# shrimp



## Piran-huhs? (Jul 23, 2003)

so i've been buying my pygos shrimp for the past few months now .... and I hear that it's really good for color enhancing. But the shrimp I get is pink (cooked) but frozen.... or salad shrimp.

Is this what everyone (who feeds their piranhas shrimp) use? Or do u guys give them raw & peeled shrimp?


----------



## akio525 (Sep 4, 2003)

Ive only tried the raw shrimp w/shell that was a grayish color. It should be a little more nutritious if you feed them raw.


----------



## mr_meanor (Nov 5, 2003)

i get the raw stuff in a shell, keep it frozen, run it under luke marm-cold water and peel them before I feed them (dont have to but a little less sh*t they leave around). cooked shrimp is going to take out alot of the nutrients


----------



## tecknik (Jul 18, 2003)

i feed my pygos jumbo cooked shrimp. To thaw it out, all I do is drop them in hot water and let it sit for a few minutes. They love it!


----------



## Atlanta Braves Baby! (Mar 12, 2003)

I feed mine raw shrimp (uncooked). I peel off the shell though because it makes a huge mess if you dont.


----------



## Piran-huhs? (Jul 23, 2003)

which is more nutritious? does feeding them cooked shrimp lose some nutrients?!? I want to make sure they get as much nutrients as possible.


----------



## Judazzz (Jan 13, 2003)

I've never fed my piranha's any other shrimps than (cooked) salad and jumbo shrimps (all are pink) - so far, I've heard no complaints from them, and they look great (very bright coloration, especially my reds...)

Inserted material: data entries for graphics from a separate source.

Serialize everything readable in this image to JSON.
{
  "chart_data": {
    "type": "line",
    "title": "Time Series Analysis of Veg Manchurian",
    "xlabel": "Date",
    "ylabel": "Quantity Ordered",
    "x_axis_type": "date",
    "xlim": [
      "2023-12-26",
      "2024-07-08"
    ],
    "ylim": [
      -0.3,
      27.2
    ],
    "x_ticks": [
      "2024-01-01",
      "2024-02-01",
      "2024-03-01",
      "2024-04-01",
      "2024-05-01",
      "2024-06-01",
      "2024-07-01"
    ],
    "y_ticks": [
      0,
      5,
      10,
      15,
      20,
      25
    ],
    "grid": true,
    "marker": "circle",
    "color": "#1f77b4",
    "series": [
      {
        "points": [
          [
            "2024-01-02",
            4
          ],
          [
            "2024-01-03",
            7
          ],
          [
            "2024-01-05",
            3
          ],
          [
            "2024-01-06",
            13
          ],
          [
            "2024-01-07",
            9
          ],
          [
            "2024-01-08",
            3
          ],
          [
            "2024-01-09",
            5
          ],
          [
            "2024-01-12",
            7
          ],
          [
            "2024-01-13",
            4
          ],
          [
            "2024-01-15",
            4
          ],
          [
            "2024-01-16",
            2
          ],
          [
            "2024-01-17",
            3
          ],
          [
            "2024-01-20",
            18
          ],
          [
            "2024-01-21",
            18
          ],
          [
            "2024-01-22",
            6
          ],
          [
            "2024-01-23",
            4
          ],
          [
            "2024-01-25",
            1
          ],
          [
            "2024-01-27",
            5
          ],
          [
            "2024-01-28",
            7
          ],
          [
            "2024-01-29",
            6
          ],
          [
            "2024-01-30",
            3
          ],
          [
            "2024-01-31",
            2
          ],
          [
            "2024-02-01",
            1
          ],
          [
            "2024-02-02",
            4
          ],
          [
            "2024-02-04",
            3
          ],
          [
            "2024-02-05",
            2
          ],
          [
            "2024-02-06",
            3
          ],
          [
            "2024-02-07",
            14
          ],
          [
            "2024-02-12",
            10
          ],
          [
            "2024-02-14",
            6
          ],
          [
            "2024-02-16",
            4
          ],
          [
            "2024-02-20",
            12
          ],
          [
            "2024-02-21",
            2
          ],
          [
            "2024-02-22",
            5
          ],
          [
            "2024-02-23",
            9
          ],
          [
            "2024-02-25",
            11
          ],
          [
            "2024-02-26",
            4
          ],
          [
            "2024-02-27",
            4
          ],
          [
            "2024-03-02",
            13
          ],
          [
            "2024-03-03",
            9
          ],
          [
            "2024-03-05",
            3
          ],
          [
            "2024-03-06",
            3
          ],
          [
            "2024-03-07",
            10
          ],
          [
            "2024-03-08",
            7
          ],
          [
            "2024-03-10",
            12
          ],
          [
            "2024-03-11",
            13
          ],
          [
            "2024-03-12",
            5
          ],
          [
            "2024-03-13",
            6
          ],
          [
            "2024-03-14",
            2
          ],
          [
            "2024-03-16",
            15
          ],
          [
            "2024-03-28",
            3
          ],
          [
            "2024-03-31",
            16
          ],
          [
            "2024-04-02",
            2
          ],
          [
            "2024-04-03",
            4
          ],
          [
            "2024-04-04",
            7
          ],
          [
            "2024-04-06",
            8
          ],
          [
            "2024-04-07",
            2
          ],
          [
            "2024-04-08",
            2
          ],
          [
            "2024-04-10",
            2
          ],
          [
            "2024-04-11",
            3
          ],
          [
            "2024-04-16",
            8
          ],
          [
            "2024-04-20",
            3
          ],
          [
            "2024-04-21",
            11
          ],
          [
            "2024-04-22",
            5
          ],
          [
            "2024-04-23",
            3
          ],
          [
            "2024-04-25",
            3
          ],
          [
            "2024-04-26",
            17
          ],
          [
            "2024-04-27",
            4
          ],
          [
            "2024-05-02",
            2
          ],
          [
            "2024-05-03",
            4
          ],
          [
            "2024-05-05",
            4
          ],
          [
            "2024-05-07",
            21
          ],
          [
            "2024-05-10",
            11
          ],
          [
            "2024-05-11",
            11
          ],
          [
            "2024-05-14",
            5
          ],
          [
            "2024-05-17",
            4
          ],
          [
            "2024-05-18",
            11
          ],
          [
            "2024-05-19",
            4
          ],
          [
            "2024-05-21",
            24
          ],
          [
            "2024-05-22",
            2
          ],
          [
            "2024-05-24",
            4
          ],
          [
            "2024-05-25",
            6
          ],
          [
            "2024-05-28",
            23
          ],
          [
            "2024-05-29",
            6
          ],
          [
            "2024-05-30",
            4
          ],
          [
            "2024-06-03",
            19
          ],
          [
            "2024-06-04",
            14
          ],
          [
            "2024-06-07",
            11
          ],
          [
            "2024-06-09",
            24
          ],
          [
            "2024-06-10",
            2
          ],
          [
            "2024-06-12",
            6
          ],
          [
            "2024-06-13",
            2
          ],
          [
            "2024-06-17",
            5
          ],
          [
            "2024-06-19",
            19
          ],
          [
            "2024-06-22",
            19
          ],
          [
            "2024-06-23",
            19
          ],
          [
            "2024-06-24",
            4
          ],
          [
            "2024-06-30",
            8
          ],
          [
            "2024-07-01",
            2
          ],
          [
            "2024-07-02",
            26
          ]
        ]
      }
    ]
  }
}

I don't see any problems when feeding your piranha's pink (cooked) shrimp. If you have acces to both, go ahead: the more different food sources, the better.
I have acces to both, but uncooked shrimp cost more than twice as much as salad shrimp, so I'm not going to buy stuff that is overpriced when there are cheaper alternatives out there...


----------



## sccavee (Feb 11, 2003)

mr_meanor said:


> i get the raw stuff in a shell, keep it frozen, run it under luke marm-cold water and peel them before I feed them (dont have to but a little less sh*t they leave around). cooked shrimp is going to take out alot of the nutrients


 I do the same.


----------



## Genin (Feb 4, 2003)

Judazzz said:


> I've never fed my piranha's any other shrimps than (cooked) salad and jumbo shrimps (all are pink) - so far, I've heard no complaints from them, and they look great (very bright coloration, especially my reds...)
> 
> I don't see any problems when feeding your piranha's pink (cooked) shrimp. If you have acces to both, go ahead: the more different food sources, the better.
> I have acces to both, but uncooked shrimp cost more than twice as much as salad shrimp, so I'm not going to buy stuff that is overpriced when there are cheaper alternatives out there...

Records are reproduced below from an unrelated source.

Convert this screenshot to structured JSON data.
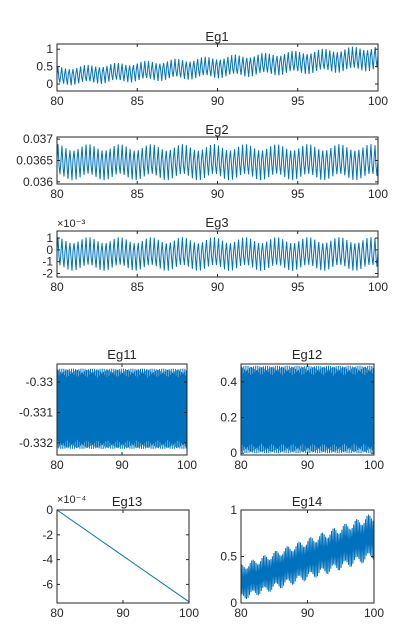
{
  "chart_data": [
    {
      "type": "line",
      "title": "Eg1",
      "xlim": [
        80,
        100
      ],
      "xticks": [
        80,
        85,
        90,
        95,
        100
      ],
      "ylim": [
        -0.2,
        1.15
      ],
      "yticks": [
        0,
        0.5,
        1
      ],
      "yticklabels": [
        "0",
        "0.5",
        "1"
      ],
      "color": "#0072BD",
      "signal": {
        "kind": "oscillation",
        "base_start": 0.22,
        "base_end": 0.75,
        "amp_start": 0.28,
        "amp_end": 0.38,
        "cycles": 85
      }
    },
    {
      "type": "line",
      "title": "Eg2",
      "xlim": [
        80,
        100
      ],
      "xticks": [
        80,
        85,
        90,
        95,
        100
      ],
      "ylim": [
        0.03595,
        0.03705
      ],
      "yticks": [
        0.036,
        0.0365,
        0.037
      ],
      "yticklabels": [
        "0.036",
        "0.0365",
        "0.037"
      ],
      "color": "#0072BD",
      "signal": {
        "kind": "oscillation",
        "base_start": 0.03646,
        "base_end": 0.03646,
        "amp_start": 0.00043,
        "amp_end": 0.00043,
        "cycles": 80
      }
    },
    {
      "type": "line",
      "title": "Eg3",
      "xlim": [
        80,
        100
      ],
      "xticks": [
        80,
        85,
        90,
        95,
        100
      ],
      "ylim": [
        -2.3,
        1.6
      ],
      "yticks": [
        -2,
        -1,
        0,
        1
      ],
      "yticklabels": [
        "-2",
        "-1",
        "0",
        "1"
      ],
      "exponent": "×10⁻³",
      "color": "#0072BD",
      "signal": {
        "kind": "oscillation",
        "base_start": -0.35,
        "base_end": -0.35,
        "amp_start": 1.45,
        "amp_end": 1.45,
        "cycles": 80
      }
    },
    {
      "type": "line",
      "title": "Eg11",
      "xlim": [
        80,
        100
      ],
      "xticks": [
        80,
        90,
        100
      ],
      "ylim": [
        -0.3324,
        -0.3294
      ],
      "yticks": [
        -0.33,
        -0.331,
        -0.332
      ],
      "yticklabels": [
        "-0.33",
        "-0.331",
        "-0.332"
      ],
      "color": "#0072BD",
      "signal": {
        "kind": "band",
        "low": -0.3322,
        "high": -0.32955,
        "cycles": 95
      }
    },
    {
      "type": "line",
      "title": "Eg12",
      "xlim": [
        80,
        100
      ],
      "xticks": [
        80,
        90,
        100
      ],
      "ylim": [
        -0.01,
        0.5
      ],
      "yticks": [
        0,
        0.2,
        0.4
      ],
      "yticklabels": [
        "0",
        "0.2",
        "0.4"
      ],
      "color": "#0072BD",
      "signal": {
        "kind": "band",
        "low": 0.0,
        "high": 0.49,
        "cycles": 95
      }
    },
    {
      "type": "line",
      "title": "Eg13",
      "xlim": [
        80,
        100
      ],
      "xticks": [
        80,
        90,
        100
      ],
      "ylim": [
        -7.5,
        0
      ],
      "yticks": [
        0,
        -2,
        -4,
        -6
      ],
      "yticklabels": [
        "0",
        "-2",
        "-4",
        "-6"
      ],
      "exponent": "×10⁻⁴",
      "color": "#0072BD",
      "signal": {
        "kind": "linear",
        "start": 0,
        "end": -7.4
      }
    },
    {
      "type": "line",
      "title": "Eg14",
      "xlim": [
        80,
        100
      ],
      "xticks": [
        80,
        90,
        100
      ],
      "ylim": [
        0,
        1
      ],
      "yticks": [
        0,
        0.5,
        1
      ],
      "yticklabels": [
        "0",
        "0.5",
        "1"
      ],
      "color": "#0072BD",
      "signal": {
        "kind": "oscillation",
        "base_start": 0.22,
        "base_end": 0.72,
        "amp_start": 0.2,
        "amp_end": 0.26,
        "cycles": 90
      }
    }
  ]
}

 ditto. my fish seem very healthy and their colors speak for themselves. the cooked is just cheaper and cleaner.

Joe


----------



## Mr. Hannibal (Feb 21, 2003)

Raw and peeled...







!


----------



## akio525 (Sep 4, 2003)

Piran-huhs? said:


> which is more nutritious? does feeding them cooked shrimp lose some nutrients?!? I want to make sure they get as much nutrients as possible.


 raw meat is almost always more nutritious for p's. whenever you cook meat nutrients are lost so Im pretty sure the raw shrimp are healthier.


----------



## baz (May 6, 2003)

raw


----------



## Noe (Aug 22, 2003)

I feed them jumbo shrimo raw peel and they love it.


----------



## sweet lu (Oct 3, 2003)

i got some shrimp that is 4 times the size of my reds and it says raw ut it is pink. i need to know how to prepare it to feed to my reds. i dont eat seafood so i dont know how.


----------



## akio525 (Sep 4, 2003)

sweet lu said:


> i got some shrimp that is 4 times the size of my reds and it says raw ut it is pink. i need to know how to prepare it to feed to my reds. i dont eat seafood so i dont know how.:laugh:


 Rip off the tail and take off the shell so it leaves less mess in your tank. Some people like to feed the shrimp with the shell on but its up to you.


----------



## bkay1 (Sep 13, 2003)

i feed mine raw tiger pranws get them from a food store and get frozen with the legs on they are real cheep in my city and my p's love it. they like to take the little legs out first then eat the rest.
bk


----------